Compiling this with gfortran, produces four 'ok':
TYPE TypeThree
INTEGER i
REAL*8 a
REAL*8, ALLOCATABLE :: aa(:)
END TYPE TypeThree
TYPE TypeTwo
TYPE(TypeThree), ALLOCATABLE :: b
END TYPE TypeTwo
TYPE TypeOne
TYPE (TypeTwo), ALLOCATABLE :: c(:)
END TYPE TypeOne
TYPE(TypeOne), ALLOCATABLE :: d(:)
allocate(d(2))
print *, 'ok'
deallocate(d)
print *, 'ok'
allocate(d(2))
print *, 'ok'
allocate(d(1)%c(2))
print *, 'ok'
deallocate(d(1)%c)
print *, 'ok'
end
and it produces a segmentation fault when trying to deallocate d(1)%c
. Using ifort
, resolves the issue.
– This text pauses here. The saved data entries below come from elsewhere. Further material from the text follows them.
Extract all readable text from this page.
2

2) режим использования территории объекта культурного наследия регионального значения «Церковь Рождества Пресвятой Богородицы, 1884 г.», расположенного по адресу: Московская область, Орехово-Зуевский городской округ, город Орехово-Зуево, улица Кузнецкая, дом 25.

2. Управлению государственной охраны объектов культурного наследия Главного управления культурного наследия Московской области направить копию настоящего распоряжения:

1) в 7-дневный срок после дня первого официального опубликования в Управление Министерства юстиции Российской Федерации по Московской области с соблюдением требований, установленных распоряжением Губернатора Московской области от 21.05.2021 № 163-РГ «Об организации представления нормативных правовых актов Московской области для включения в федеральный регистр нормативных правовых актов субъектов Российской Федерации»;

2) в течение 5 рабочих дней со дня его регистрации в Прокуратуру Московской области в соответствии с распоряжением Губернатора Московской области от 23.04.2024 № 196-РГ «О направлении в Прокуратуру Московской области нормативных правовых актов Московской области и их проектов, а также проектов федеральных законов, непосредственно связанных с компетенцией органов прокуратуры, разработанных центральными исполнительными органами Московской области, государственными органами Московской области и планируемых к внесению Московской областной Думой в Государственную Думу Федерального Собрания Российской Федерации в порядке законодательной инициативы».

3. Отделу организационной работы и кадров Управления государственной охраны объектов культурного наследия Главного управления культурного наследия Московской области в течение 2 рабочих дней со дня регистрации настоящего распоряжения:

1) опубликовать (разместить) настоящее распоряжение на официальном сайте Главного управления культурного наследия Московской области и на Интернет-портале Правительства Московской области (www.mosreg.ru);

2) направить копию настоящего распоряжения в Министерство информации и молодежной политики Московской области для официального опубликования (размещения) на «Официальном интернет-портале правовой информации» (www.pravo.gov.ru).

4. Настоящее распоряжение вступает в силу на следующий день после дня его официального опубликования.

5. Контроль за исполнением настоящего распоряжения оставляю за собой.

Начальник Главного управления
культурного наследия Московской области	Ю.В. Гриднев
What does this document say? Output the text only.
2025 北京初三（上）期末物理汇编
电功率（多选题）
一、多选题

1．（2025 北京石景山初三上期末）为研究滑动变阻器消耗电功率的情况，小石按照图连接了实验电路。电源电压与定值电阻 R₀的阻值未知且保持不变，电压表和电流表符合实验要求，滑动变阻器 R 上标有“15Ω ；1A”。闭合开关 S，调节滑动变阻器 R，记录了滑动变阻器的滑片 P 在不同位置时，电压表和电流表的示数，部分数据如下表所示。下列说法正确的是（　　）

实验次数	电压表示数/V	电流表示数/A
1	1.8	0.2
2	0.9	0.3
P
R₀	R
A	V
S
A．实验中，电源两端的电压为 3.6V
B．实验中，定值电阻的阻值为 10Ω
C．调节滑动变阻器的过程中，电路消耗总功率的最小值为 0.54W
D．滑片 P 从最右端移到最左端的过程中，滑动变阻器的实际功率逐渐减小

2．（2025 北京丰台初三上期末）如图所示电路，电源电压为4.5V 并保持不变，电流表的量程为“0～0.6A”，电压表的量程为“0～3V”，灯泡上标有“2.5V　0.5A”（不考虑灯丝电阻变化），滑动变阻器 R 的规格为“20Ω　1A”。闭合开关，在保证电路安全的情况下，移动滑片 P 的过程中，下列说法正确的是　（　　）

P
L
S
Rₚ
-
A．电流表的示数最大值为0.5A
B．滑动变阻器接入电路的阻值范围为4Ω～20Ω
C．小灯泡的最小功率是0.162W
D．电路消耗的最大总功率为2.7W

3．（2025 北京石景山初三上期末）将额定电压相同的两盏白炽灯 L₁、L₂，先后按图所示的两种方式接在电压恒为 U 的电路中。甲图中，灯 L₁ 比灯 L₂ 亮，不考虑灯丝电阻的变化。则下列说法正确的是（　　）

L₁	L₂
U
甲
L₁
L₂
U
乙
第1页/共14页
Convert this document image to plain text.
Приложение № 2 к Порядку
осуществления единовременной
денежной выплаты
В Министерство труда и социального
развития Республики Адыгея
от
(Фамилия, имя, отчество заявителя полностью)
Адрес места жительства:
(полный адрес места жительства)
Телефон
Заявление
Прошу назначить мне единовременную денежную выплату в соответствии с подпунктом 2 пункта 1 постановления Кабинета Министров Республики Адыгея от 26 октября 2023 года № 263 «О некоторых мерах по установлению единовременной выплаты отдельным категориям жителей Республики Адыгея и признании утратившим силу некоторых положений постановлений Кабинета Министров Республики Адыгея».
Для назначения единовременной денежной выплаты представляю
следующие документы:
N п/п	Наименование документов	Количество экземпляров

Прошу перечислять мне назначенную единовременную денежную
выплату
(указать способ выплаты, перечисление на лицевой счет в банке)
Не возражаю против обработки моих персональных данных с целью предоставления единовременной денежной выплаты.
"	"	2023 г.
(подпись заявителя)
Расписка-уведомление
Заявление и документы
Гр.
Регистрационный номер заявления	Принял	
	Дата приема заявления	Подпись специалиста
Removing INTEGER i
under typeThree
resolves this issue. Letting the compiler do deallocation (commenting out deallocate(d(1)%c)
) resolve the issue. Any idea would be appreciated. Using
ulimit -s unlimited
doesn't help.
Also:
$ gfortran -v
Using built-in specs.
COLLECT_GCC=gfortran
COLLECT_LTO_WRAPPER=/usr/lib/gcc/x86_64-linux-gnu/4.6/lto-wrapper
Target: x86_64-linux-gnu
Configured with: ../src/configure -v --with-pkgversion='Ubuntu/Linaro 4.6.3-1ubuntu5' --with-bugurl=file:///usr/share/doc/gcc-4.6/README.Bugs --enable-languages=c,c++,fortran,objc,obj-c++ --prefix=/usr --program-suffix=-4.6 --enable-shared --enable-linker-build-id --with-system-zlib --libexecdir=/usr/lib --without-included-gettext --enable-threads=posix --with-gxx-include-dir=/usr/include/c++/4.6 --libdir=/usr/lib --enable-nls --with-sysroot=/ --enable-clocale=gnu --enable-libstdcxx-debug --enable-libstdcxx-time=yes --enable-gnu-unique-object --enable-plugin --enable-objc-gc --disable-werror --with-arch-32=i686 --with-tune=generic --enable-checking=release --build=x86_64-linux-gnu --host=x86_64-linux-gnu --target=x86_64-linux-gnu
Thread model: posix
gcc version 4.6.3 (Ubuntu/Linaro 4.6.3-1ubuntu5)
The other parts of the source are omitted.